Rafael Maldonado | News-Press | Enjoying the home they helped build is the DeLaCruz family: parents Claudia and Adapito, and children Fabricio, left, Monet and Esteban.
There will be no toys under the Christmas tree this year for the DeLaCruz children—Esteban, 9, Fabricio, 3 and Monet, almost 1—but the family couldn't be happier.
That's because, after almost two decades working the fields of the Santa Ynez Valley and living on its ranches, they finally have a place to call their own.
Late last year, Claudia and Adapito DeLaCruz were admitted into a program run by People's Self Help Housing, which will benefit from the News-Press Holiday Fund this year. It bands together low-income families (in this case 11) to build their own homes.
After a year of hard labor every weekend—pouring foundations, framing houses, hammering roofs—the families moved into their own homes, loftily named the Bridle Path Estates, in Los Alamos last month.

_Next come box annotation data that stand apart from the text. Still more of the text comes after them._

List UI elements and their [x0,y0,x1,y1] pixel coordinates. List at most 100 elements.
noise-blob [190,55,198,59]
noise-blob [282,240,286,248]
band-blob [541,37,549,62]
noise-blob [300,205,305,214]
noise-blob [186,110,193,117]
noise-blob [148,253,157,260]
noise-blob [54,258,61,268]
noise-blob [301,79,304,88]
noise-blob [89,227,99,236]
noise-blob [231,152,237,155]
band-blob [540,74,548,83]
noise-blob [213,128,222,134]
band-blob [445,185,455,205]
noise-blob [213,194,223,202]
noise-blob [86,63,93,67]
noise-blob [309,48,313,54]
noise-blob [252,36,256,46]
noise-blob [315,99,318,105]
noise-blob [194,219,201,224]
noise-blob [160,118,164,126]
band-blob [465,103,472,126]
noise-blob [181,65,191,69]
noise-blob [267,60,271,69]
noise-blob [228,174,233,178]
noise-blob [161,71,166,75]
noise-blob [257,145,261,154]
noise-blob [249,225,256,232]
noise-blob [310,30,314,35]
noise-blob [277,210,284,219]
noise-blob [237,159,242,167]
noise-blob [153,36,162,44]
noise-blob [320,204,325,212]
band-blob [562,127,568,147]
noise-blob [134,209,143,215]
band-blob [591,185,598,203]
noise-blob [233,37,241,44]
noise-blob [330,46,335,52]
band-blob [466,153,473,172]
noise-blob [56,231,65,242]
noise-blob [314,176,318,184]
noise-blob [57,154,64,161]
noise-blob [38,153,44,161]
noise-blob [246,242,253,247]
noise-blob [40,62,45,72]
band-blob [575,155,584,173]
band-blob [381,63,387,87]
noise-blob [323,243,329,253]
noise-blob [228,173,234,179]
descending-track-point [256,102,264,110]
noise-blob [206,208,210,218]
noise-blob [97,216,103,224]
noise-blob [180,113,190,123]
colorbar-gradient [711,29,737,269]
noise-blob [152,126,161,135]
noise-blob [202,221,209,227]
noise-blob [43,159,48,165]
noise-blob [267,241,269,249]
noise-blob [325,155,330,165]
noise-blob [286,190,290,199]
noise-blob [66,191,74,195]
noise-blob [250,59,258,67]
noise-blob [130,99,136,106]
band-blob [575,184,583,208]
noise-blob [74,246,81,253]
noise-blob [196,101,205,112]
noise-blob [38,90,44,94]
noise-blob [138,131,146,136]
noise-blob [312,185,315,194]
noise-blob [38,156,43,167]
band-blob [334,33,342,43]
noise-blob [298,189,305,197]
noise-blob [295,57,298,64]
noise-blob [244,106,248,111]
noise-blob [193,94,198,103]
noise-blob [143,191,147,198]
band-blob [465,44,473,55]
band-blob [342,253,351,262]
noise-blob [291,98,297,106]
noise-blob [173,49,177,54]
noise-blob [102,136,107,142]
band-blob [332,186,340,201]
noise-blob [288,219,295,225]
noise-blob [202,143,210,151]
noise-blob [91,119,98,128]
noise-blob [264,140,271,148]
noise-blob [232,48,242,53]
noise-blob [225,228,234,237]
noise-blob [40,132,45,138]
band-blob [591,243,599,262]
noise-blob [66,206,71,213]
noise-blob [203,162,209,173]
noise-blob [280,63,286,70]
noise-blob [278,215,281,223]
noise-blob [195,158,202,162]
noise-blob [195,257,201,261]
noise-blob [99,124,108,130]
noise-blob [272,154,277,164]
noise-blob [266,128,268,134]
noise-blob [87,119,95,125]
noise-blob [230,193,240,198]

The "sweat equity" they poured into construction acted as their down payments. Now, each family pays a mortgage based on the actual cost of the land and the house, $155,000 to $210,000, depending on the size of the home.

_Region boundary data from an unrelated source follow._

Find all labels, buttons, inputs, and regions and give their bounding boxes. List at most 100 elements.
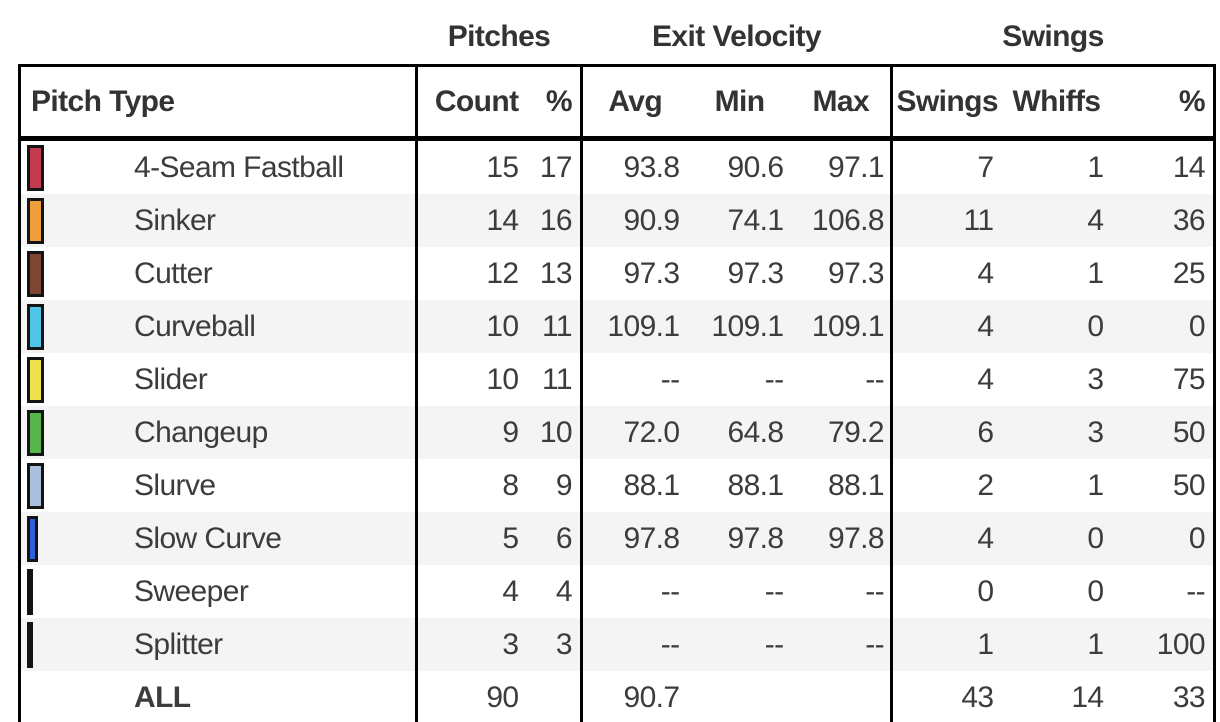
pitch-type-label: Sinker — [134, 203, 216, 237]
cell-count: 5 — [415, 512, 525, 565]
cell-min: 74.1 — [727, 203, 785, 237]
pitch-color-swatch — [27, 144, 44, 191]
cell-max: 97.3 — [828, 256, 885, 290]
cell-whiffs: 14 — [1071, 680, 1104, 714]
cell-max: 97.1 — [828, 150, 885, 184]
cell-max: -- — [865, 574, 884, 608]
cell-swings: 4 — [890, 512, 1002, 565]
cell-count: 4 — [415, 565, 525, 618]
col-header-swings-pct: % — [1111, 64, 1216, 141]
table-row: Splitter 3 3 -- -- -- 1 1 100 — [18, 618, 1216, 671]
cell-swings_pct: 50 — [1111, 406, 1216, 459]
cell-whiffs: 0 — [1087, 309, 1104, 343]
pitch-color-swatch — [27, 621, 33, 668]
cell-count_pct: 10 — [539, 415, 573, 449]
col-header-whiffs: Whiffs — [1001, 64, 1112, 141]
cell-max: -- — [865, 627, 884, 661]
table-row: ALL 90 90.7 43 14 33 — [18, 671, 1216, 722]
cell-max: 79.2 — [828, 415, 885, 449]
cell-max — [792, 671, 892, 722]
cell-count: 90 — [415, 671, 525, 722]
cell-swings_pct: 0 — [1111, 300, 1216, 353]
group-header-pitches: Pitches — [447, 20, 551, 53]
cell-max: 106.8 — [811, 203, 885, 237]
cell-min — [688, 671, 792, 722]
pitch-type-label: Splitter — [134, 627, 223, 661]
cell-max: 88.1 — [828, 468, 885, 502]
cell-count_pct: 9 — [555, 468, 573, 502]
cell-avg: 109.1 — [580, 300, 688, 353]
cell-whiffs: 0 — [1087, 521, 1104, 555]
pitch-stats-table: Pitch Type Count % Avg Min Max Swings Wh… — [18, 64, 1216, 722]
cell-swings_pct: 33 — [1111, 671, 1216, 722]
cell-whiffs: 4 — [1087, 203, 1104, 237]
pitch-type-label: Curveball — [134, 309, 256, 343]
pitch-color-swatch — [27, 250, 44, 297]
cell-count: 9 — [415, 406, 525, 459]
col-header-min: Min — [687, 64, 792, 141]
cell-avg: 97.8 — [580, 512, 688, 565]
cell-swings: 1 — [890, 618, 1002, 671]
cell-avg: 93.8 — [580, 138, 688, 194]
cell-count_pct: 16 — [539, 203, 573, 237]
cell-swings_pct: 25 — [1111, 247, 1216, 300]
table-row: 4-Seam Fastball 15 17 93.8 90.6 97.1 7 1… — [18, 138, 1216, 194]
cell-count: 10 — [415, 353, 525, 406]
cell-swings_pct: 50 — [1111, 459, 1216, 512]
cell-count_pct: 3 — [555, 627, 573, 661]
group-header-swings: Swings — [1002, 20, 1104, 53]
cell-count_pct — [525, 671, 582, 722]
pitch-type-cell: ALL — [18, 671, 417, 722]
pitch-type-label: Sweeper — [134, 574, 249, 608]
table-row: Slurve 8 9 88.1 88.1 88.1 2 1 50 — [18, 459, 1216, 512]
table-row: Sweeper 4 4 -- -- -- 0 0 -- — [18, 565, 1216, 618]
table-row: Cutter 12 13 97.3 97.3 97.3 4 1 25 — [18, 247, 1216, 300]
pitch-type-label: 4-Seam Fastball — [134, 150, 344, 184]
cell-whiffs: 3 — [1087, 362, 1104, 396]
pitch-color-swatch — [27, 197, 44, 244]
cell-count_pct: 6 — [555, 521, 573, 555]
pitch-type-label: Changeup — [134, 415, 268, 449]
cell-swings_pct: -- — [1111, 565, 1216, 618]
cell-min: 64.8 — [727, 415, 785, 449]
cell-avg: -- — [580, 353, 688, 406]
cell-min: -- — [764, 627, 784, 661]
cell-min: 88.1 — [727, 468, 785, 502]
cell-whiffs: 1 — [1087, 468, 1104, 502]
table-row: Changeup 9 10 72.0 64.8 79.2 6 3 50 — [18, 406, 1216, 459]
cell-swings: 4 — [890, 247, 1002, 300]
cell-whiffs: 0 — [1087, 574, 1104, 608]
pitch-type-cell: Slider — [18, 353, 417, 406]
cell-min: -- — [764, 362, 784, 396]
pitch-color-swatch — [27, 356, 44, 403]
pitch-type-cell: Slurve — [18, 459, 417, 512]
cell-swings_pct: 75 — [1111, 353, 1216, 406]
cell-swings: 4 — [890, 353, 1002, 406]
cell-count_pct: 11 — [542, 362, 573, 396]
cell-min: 97.8 — [727, 521, 785, 555]
cell-count: 12 — [415, 247, 525, 300]
cell-avg: 90.9 — [580, 194, 688, 247]
cell-count: 8 — [415, 459, 525, 512]
pitch-color-swatch — [27, 568, 33, 615]
cell-count_pct: 4 — [555, 574, 573, 608]
pitch-color-swatch — [27, 515, 38, 562]
pitch-type-label: Cutter — [134, 256, 213, 290]
col-header-pitch-type: Pitch Type — [18, 64, 417, 141]
cell-whiffs: 1 — [1087, 150, 1104, 184]
cell-swings: 2 — [890, 459, 1002, 512]
cell-whiffs: 1 — [1087, 256, 1104, 290]
cell-count: 14 — [415, 194, 525, 247]
group-header-row: Pitches Exit Velocity Swings — [0, 0, 1220, 64]
cell-swings: 6 — [890, 406, 1002, 459]
cell-min: 97.3 — [727, 256, 785, 290]
col-header-swings: Swings — [890, 64, 1002, 141]
pitch-type-label: Slow Curve — [134, 521, 282, 555]
cell-avg: -- — [580, 618, 688, 671]
pitch-type-label: Slurve — [134, 468, 216, 502]
cell-avg: 97.3 — [580, 247, 688, 300]
table-row: Slider 10 11 -- -- -- 4 3 75 — [18, 353, 1216, 406]
cell-count_pct: 17 — [539, 150, 573, 184]
pitch-type-cell: Changeup — [18, 406, 417, 459]
cell-min: 90.6 — [727, 150, 785, 184]
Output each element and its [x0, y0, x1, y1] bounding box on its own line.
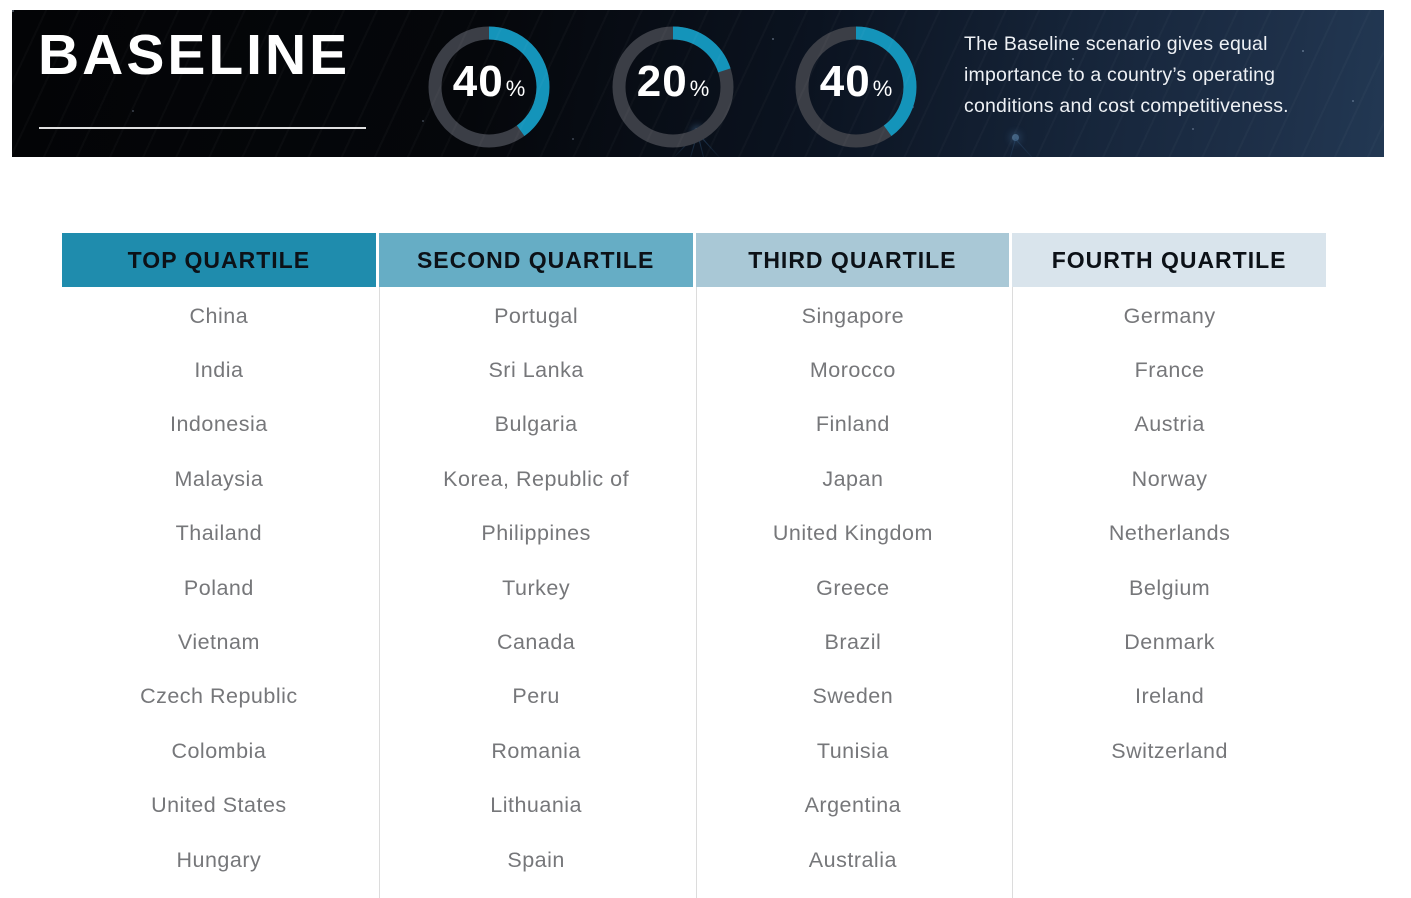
country-cell: China [189, 303, 249, 328]
header-top-quartile: TOP QUARTILE [62, 233, 376, 287]
donut-label: 40 % [795, 26, 917, 148]
donut-label: 20 % [612, 26, 734, 148]
donut-percentage: 40 [819, 57, 871, 106]
quartile-column-fourth: Germany France Austria Norway Netherlands Bel… [1012, 287, 1326, 898]
country-cell: Singapore [801, 303, 905, 328]
country-cell: Morocco [809, 358, 896, 383]
constellation-ray [1015, 138, 1040, 157]
donut-svg [428, 26, 550, 148]
country-cell: Germany [1123, 303, 1216, 328]
country-cell: Hungary [176, 847, 262, 872]
country-cell: Lithuania [490, 793, 583, 818]
donut-percentage: 20 [636, 57, 688, 106]
percent-sign: % [505, 76, 526, 101]
country-cell: Peru [512, 684, 560, 709]
donut-svg [795, 26, 917, 148]
country-cell: Australia [808, 847, 897, 872]
donut-arc [428, 26, 550, 148]
country-cell: Netherlands [1108, 521, 1231, 546]
country-cell: Japan [822, 466, 884, 491]
donut-chart-3: 40 % [795, 26, 917, 148]
country-cell: Argentina [804, 793, 902, 818]
country-cell: France [1134, 358, 1205, 383]
constellation-decoration [1005, 134, 1040, 157]
country-cell: Colombia [171, 738, 267, 763]
country-cell: Philippines [481, 521, 591, 546]
donut-chart-2: 20 % [612, 26, 734, 148]
country-cell: Korea, Republic of [443, 466, 630, 491]
percent-sign: % [689, 76, 710, 101]
country-cell: Sweden [812, 684, 894, 709]
country-cell: Turkey [502, 575, 571, 600]
country-cell: Malaysia [174, 466, 264, 491]
donut-label: 40 % [428, 26, 550, 148]
percent-sign: % [872, 76, 893, 101]
country-cell: Portugal [494, 303, 579, 328]
country-cell: Vietnam [177, 630, 260, 655]
country-cell: Romania [491, 738, 581, 763]
header-third-quartile: THIRD QUARTILE [695, 233, 1010, 287]
scenario-title: BASELINE [38, 23, 351, 87]
country-cell: Belgium [1129, 575, 1211, 600]
country-cell: India [194, 358, 244, 383]
country-cell: Brazil [824, 630, 882, 655]
country-cell: Indonesia [170, 412, 268, 437]
country-cell: Thailand [175, 521, 263, 546]
quartile-column-top: China India Indonesia Malaysia Thailand Polan… [62, 287, 376, 898]
country-cell: Poland [183, 575, 254, 600]
country-cell: Austria [1134, 412, 1205, 437]
country-cell: Spain [507, 847, 565, 872]
country-cell: Sri Lanka [488, 358, 584, 383]
quartile-column-third: Singapore Morocco Finland Japan United Kingd… [695, 287, 1010, 898]
country-cell: Tunisia [816, 738, 889, 763]
constellation-ray [1005, 138, 1016, 157]
baseline-banner: BASELINE 40 % 20 % [12, 10, 1384, 157]
country-cell: United States [151, 793, 287, 818]
country-cell: Finland [815, 412, 890, 437]
title-underline [39, 127, 366, 129]
country-cell: Czech Republic [140, 684, 298, 709]
country-cell: Greece [816, 575, 890, 600]
quartile-table-body: China India Indonesia Malaysia Thailand Polan… [62, 287, 1326, 898]
scenario-description: The Baseline scenario gives equal import… [964, 33, 1289, 117]
country-cell: Norway [1131, 466, 1208, 491]
header-fourth-quartile: FOURTH QUARTILE [1012, 233, 1326, 287]
quartile-column-second: Portugal Sri Lanka Bulgaria Korea, Republic… [378, 287, 693, 898]
constellation-node [1012, 134, 1019, 141]
donut-arc [612, 26, 734, 148]
country-cell: United Kingdom [772, 521, 933, 546]
donut-arc [795, 26, 917, 148]
country-cell: Denmark [1124, 630, 1215, 655]
quartile-header-row: TOP QUARTILE SECOND QUARTILE THIRD QUART… [62, 233, 1326, 287]
country-cell: Canada [496, 630, 576, 655]
country-cell: Ireland [1135, 684, 1205, 709]
donut-chart-1: 40 % [428, 26, 550, 148]
header-second-quartile: SECOND QUARTILE [378, 233, 693, 287]
donut-svg [612, 26, 734, 148]
country-cell: Bulgaria [494, 412, 578, 437]
donut-percentage: 40 [452, 57, 504, 106]
country-cell: Switzerland [1111, 738, 1228, 763]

For the DeLaCruz family, the move means stability and a future in this expensive county, but it also means this will be their best Christmas ever. They will buy furniture for the boys, rather than toys.
And there will be a tree.
"Before, the kids used to ask, 'Why can't we have a Christmas tree?' And I'd say, 'It's too small to bring one in here,' " said Ms. DeLaCruz, 31. "This year, we'll absolutely have one."
Others are not so lucky.
About 2,000 people languish on a list to get into the sweat equity program. Right now, People's Self Help has no such project in the works in the county, but is on the hunt for land.

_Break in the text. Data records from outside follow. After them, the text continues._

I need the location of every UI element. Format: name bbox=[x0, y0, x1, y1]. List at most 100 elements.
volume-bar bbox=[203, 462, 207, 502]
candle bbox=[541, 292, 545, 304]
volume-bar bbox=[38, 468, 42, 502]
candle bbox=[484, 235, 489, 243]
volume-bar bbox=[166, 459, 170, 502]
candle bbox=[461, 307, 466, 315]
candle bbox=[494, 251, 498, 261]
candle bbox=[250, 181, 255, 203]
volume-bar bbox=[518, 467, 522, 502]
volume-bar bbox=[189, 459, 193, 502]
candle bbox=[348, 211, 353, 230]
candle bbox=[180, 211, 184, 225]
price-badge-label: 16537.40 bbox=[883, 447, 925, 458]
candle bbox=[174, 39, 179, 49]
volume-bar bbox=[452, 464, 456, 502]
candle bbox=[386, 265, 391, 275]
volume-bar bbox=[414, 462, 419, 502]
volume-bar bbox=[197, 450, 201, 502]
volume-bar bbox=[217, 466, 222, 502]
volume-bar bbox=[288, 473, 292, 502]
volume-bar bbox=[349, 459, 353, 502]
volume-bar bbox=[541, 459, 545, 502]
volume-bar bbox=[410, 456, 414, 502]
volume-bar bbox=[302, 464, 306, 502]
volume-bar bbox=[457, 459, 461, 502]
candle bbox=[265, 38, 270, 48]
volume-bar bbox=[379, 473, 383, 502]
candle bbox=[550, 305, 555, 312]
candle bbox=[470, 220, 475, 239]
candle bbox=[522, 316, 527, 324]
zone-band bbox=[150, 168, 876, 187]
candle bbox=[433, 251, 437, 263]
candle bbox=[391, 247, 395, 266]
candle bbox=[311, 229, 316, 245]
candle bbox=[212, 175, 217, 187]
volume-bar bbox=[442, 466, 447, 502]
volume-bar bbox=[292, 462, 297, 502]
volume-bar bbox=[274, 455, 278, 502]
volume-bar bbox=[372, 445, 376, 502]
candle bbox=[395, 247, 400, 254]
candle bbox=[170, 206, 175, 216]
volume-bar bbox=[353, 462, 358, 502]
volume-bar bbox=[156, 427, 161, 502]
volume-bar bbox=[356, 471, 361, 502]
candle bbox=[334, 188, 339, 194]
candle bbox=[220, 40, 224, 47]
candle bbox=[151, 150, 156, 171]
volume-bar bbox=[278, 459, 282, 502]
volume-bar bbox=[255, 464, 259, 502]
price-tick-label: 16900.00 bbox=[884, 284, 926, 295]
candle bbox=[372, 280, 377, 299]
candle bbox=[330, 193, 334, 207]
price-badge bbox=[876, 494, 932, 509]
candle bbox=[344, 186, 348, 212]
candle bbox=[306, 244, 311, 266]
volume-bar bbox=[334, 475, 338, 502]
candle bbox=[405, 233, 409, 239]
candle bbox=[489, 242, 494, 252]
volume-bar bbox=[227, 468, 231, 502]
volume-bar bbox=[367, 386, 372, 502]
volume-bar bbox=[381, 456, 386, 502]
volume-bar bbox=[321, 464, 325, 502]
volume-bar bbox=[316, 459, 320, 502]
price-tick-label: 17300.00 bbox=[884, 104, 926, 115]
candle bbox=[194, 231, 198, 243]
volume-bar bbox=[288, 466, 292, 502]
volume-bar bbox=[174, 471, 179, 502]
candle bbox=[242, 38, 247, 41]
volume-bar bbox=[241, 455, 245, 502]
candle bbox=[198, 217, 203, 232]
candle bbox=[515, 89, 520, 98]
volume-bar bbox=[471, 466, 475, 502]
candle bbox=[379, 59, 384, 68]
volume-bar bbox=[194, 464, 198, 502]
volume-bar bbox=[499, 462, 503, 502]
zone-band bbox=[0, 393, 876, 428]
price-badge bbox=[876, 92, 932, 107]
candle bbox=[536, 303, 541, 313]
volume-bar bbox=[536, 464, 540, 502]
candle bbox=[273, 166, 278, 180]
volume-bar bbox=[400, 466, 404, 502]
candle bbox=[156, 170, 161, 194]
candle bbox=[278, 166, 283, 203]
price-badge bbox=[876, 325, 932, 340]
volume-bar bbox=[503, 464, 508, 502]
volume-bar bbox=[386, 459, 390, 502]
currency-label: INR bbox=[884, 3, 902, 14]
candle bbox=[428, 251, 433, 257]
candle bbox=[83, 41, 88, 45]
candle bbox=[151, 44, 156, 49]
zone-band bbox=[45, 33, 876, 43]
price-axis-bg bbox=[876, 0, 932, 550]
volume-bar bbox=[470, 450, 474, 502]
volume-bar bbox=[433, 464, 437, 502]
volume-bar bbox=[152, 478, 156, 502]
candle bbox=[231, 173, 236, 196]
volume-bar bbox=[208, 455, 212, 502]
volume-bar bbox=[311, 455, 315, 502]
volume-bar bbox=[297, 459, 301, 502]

Usually the land comes from a property owner who believes in the cause and wants to sell at a discounted price, or from a developer hoping People's Self Help will take on the affordable-housing component of a larger project.
In the Bridle Path project, there are teachers' aides, a cook, farmworkers, housekeepers, a detail worker at a car dealership, a cellar-master at Zaca Mesa Winery and Mr. DeLaCruz, ranch manager at Luvland Farms, 10 acres of lavender fields owned by former gossip columnist Rona Barrett.
"So many of these people are living in just horrible living conditions," said Jeanette Duncan, executive director of People's Self Help.
Ms. Duncan said the best feature of the sweat equity program, a concept modeled on Quaker barn-raising, is that the families walk away with incredible skills—running a Skilsaw, reading a blueprint, working cooperatively—and self-esteem.
The adults often move up to better jobs, or go back to school, and the children want to live up to the family's higher expectations.
In about two weeks, People's Self Help is scheduled to complete its 1,000th house on the Central and South Coast since opening its own doors in 1970.
Ms. Duncan said the group is able to raise money for new projects through federal, state and local low-interest loans, as well as grants from other nonprofit funders, but those funds are never enough to meet the growing need in such an expensive area.
Throughout the holiday season, the News-Press periodically publishes the names of donors to its annual Holiday Fund, which this year benefits People's Self-Help and K-9 PALS, which cares for and finds new homes for abandoned dogs.